Kelly used the analogy of a supermarket. Employers, he said, try to get the best possible price on the sum of the goods in their carts. While it is possible that an employee could buy a given drug at a pharmacy for a lower price by not using their insurance coverage, or by leveraging a prescription discount service, employers don’t seek to overpay on specific drugs when negotiating with PBMs.
“No one is essentially trying to overpay on a given script, but I think sometimes they’re saving a lot of money on specialty [drugs], or on [a] brand, or sometimes they’re saving a lot of money on all generics,” Kelly said.
There are a number of challenges employers face in PBM negotiations, however. For instance, drugs may be defined differently across different formularies — the PBM-maintained lists of medications covered by plans — and even these definitions have some leeway, Kelly said. PBM contracts also tend to have complex financial terms and language; “It’s critical that an employer has someone with some expertise evaluate, review and negotiate those deals,” Kelly added.
Employers seeking greater transparency
Customer satisfaction with PBMs has declined in recent years, according to a 2022 Pharmaceutical Strategies Group report. Meanwhile, a list of trends compiled by a recent MMA report noted that employers are seeking transparent PBMs who can give them a better understanding of drug pricing.
So far, that has not translated to a rush of employers looking to make a change. A 2023 survey by the Business Group on Health found that only about 9% of employer respondents planned to change their PBMs. But the organization’s “subsequent conversations with smaller subsets of [BGH] members indicate that [request-for-proposal] activity may be on the rise,” Magda Rusinowski, VP at the Business Group, said in an email to HR Dive.
“It’s critical that an employer has someone with some expertise evaluate, review and negotiate those deals."
Rick Kelly
National practice leader, Marsh McLennan Agency
With transparency lacking in the overall pharmacy context, employers need to be specific about what they are seeking in a PBM arrangement, Kelly said. Employers may want more insight into what they will pay and when for a given drug, or they may want to have more information about spread pricing or specific drug definitions, for instance.
“Transparency is really important, but that word has unfortunately been so overused in the marketplace that its meaning has become diluted a little bit,” Kelly said. “The ability to get into cost structures, how the PBM is paid, how it will be held accountable, all of those things will fall into the area of transparency.”

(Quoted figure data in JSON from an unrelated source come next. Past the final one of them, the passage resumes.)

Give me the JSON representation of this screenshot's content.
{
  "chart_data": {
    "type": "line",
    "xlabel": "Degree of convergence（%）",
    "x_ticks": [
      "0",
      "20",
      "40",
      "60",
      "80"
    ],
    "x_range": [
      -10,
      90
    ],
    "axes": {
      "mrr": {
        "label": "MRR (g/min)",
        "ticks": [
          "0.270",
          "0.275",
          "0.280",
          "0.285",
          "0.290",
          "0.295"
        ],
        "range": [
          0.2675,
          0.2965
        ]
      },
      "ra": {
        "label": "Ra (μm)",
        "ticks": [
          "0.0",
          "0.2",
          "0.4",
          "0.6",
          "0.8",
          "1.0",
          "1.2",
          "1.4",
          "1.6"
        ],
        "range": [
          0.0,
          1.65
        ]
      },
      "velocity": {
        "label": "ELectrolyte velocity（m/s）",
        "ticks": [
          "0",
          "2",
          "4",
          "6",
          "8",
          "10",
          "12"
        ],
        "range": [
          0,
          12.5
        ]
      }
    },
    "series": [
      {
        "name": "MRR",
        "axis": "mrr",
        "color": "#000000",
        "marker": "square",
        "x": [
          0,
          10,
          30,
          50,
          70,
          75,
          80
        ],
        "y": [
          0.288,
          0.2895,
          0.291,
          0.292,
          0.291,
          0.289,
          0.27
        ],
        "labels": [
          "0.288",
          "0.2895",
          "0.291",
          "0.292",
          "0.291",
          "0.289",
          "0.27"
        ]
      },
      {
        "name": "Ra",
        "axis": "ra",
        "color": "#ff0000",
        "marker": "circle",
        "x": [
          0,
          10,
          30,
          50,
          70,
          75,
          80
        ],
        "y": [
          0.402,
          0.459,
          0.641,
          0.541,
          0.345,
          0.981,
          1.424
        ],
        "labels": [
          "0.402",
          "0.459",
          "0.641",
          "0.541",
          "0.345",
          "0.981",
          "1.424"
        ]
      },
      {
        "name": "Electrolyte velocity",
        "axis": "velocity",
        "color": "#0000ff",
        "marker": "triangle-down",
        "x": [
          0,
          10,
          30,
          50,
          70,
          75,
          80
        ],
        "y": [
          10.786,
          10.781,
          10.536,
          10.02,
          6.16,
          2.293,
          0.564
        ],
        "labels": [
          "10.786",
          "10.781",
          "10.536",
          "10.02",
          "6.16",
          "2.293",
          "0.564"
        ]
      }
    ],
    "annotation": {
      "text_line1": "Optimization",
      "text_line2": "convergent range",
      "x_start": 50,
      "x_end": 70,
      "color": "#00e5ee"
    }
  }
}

Plan audits can help employers access more of this data, but the problem is that the average self-insured employer cannot afford to do an audit, Larson said. At the most basic level, she said employers can ask their PBMs what the spread pricing of a particular drug is and what effect it has on plan members.
“Employers should be comfortable demanding data that they can understand and act upon, and being pushy in that regard,” said Rae McMahan, senior VP of payer solutions at healthcare technology company Prescryptive.
Employers also may want to take note of organizations like Blue Shield of California, which revamped its pharmacy benefit program in 2023 with the goal of simplifying price structures and saving some $500 million annually, Healthcare Dive reported.
Overall, however, the Johnson & Johnson suit represents a chance for employers to consider these and other options more closely, said Larson.
“This employer is one of thousands of employers,” she continued. “It could’ve happened to anyone. Let’s use this opportunity to learn and require that our intermediaries are more accountable so that we can continue to offer high-quality benefits to employees and their families.”